Durban : une conférence pour quoi faire ?

Entretien : Jean-Paul Duchâteau Publié le - Mis à jour le

Planète

A votre sens, la conférence de Durban peut-elle accoucher de nouveaux consensus ?

La question n’est pas de savoir si elle peut : elle doit le faire ! A Durban, il faut qu’on ait une meilleure idée de l’agenda pour les prochaines années en vue d’arriver à un accord climatique international pour 2015. Pour parvenir à cela, la première chose à faire est de prolonger le protocole de Kyoto, qui se termine fin 2012.

Mais certains pays, en Amérique du Nord notamment, ne sont pas preneurs d’un tel consensus…

Exactement. C’est pour cela que, de manière réaliste, on ne peut pas espérer avoir l’accord final dont on rêve. On doit essayer tout de même d’obtenir, de la part des Etats-Unis, une ouverture pour accepter un accord contraignant le plus tôt possible. Cela dépend grandement de la politique interne des Etats-Unis et des élections de novembre 2012 qui seront fondamentales pour la suite des négociations. En tout cas, le blocage des Etats-Unis ne peut pas être une excuse pour les autres Etats, et je pense principalement à l’Europe, pour ne pas aller plus loin.

Qu’est-ce qui bloque particulièrement ?

C’est le fait qu’il n’y a pas de conscience au sein des politiques de l’urgence véritable. Il y a une différenciation qui est faite entre la crise économique dans laquelle l’Europe se débat et la crise climatique que le monde traverse. Si nous ne résolvons pas cette dernière, nous nous assurons d’avoir des crises économiques encore plus graves à moyen terme. Les deux sont interconnectées.
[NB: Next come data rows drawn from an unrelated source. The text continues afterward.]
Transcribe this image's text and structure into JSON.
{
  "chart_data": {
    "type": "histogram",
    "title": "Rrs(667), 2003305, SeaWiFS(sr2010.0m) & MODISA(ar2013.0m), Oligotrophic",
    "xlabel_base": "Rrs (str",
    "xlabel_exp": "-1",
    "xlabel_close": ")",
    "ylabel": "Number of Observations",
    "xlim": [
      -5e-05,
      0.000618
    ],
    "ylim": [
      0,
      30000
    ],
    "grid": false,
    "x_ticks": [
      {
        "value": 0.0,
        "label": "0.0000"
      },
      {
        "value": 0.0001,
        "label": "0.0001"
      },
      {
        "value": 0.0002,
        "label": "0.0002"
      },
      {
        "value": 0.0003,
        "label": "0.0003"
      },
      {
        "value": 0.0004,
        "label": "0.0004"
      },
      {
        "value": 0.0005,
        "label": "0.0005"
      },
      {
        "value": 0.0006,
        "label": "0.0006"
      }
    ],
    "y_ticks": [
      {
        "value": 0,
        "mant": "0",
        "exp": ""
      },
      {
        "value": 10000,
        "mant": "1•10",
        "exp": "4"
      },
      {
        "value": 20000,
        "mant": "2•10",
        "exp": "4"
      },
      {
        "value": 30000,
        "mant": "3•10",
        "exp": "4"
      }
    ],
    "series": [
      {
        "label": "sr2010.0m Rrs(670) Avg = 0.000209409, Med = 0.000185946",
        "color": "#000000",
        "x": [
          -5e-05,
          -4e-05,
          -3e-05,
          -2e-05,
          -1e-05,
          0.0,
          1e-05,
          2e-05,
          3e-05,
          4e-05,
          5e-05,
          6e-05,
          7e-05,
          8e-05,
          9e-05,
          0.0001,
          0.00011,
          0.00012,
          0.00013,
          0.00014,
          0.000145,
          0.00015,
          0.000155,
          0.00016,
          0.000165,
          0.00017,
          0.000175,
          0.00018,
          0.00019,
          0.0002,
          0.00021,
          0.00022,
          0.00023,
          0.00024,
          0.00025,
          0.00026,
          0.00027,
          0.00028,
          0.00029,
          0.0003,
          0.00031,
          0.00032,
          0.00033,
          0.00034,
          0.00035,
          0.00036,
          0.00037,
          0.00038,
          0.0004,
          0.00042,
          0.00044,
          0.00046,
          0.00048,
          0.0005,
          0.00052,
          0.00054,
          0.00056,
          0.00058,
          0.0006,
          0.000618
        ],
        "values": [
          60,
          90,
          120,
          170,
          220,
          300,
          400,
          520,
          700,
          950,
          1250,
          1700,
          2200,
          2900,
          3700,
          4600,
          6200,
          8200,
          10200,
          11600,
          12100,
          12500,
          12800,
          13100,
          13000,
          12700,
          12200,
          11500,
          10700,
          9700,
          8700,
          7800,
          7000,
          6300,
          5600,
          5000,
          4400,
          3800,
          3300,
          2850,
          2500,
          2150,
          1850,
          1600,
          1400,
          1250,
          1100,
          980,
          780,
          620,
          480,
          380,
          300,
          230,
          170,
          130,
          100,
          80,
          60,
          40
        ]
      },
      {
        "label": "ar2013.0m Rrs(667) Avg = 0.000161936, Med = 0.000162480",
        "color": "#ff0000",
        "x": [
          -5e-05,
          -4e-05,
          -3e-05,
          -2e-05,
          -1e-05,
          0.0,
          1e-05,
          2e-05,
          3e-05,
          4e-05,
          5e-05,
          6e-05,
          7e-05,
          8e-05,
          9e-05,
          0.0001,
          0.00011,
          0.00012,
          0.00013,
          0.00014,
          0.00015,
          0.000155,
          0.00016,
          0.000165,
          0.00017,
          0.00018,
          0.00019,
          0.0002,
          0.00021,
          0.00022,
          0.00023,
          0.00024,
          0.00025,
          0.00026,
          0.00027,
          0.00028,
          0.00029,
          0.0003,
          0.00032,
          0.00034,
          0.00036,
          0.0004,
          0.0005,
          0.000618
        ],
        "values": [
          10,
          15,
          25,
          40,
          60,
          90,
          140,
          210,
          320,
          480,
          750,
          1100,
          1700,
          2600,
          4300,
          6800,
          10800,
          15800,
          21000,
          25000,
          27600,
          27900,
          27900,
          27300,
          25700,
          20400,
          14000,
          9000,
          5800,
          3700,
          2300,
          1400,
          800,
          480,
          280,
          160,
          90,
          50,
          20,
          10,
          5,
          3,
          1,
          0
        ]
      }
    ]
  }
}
Est-ce que ce genre de grand-messe est utile ?

Elles sont fondamentales et malheureusement nécessaires parce que le changement climatique est un problème global - en gros, si j’émets du CO2 en Belgique, il a des conséquences en Afrique et partout dans le monde - et qu’il faut donc une solution globale. Or, le seul endroit où on peut régler une problématique globale de manière plus ou moins démocratique, cela reste les Nations unies.

Quelles sont les mesures les plus urgentes à prendre ?

La première, c’est de réduire les émissions. L’année passée, les Etats se sont engagés à limiter l’augmentation de la température à plus deux degrés. Or, les promesses de réduction des gaz à effets de serre sont largement insuffisantes et nous amènent à une augmentation de la température de quatre degrés. On voit donc qu’il y a un gros écart entre ce qui est promis et ce qui est effectivement fait. Le but de cette négociation est de combler ce gap. Deuxième chose, ce sont les financements. On sait que les pays du Sud ont besoin des finances du Nord pour pouvoir s’adapter au changement climatique dont ils sont les victimes mais pour pouvoir aussi se développer d’une manière qui ne pollue pas.

Etes-vous satisfait de l’application du protocole de Kyoto ?

Il a montré ses limites, mais à l’heure actuelle, c’est le seul instrument international, juridiquement contraignant, qui fixe des objectifs de réduction des gaz à effets de serre pour les pays industrialisés. En ce sens, il est important de le garder. Si on le jette à la poubelle, nous aurons perdu des années d’efforts.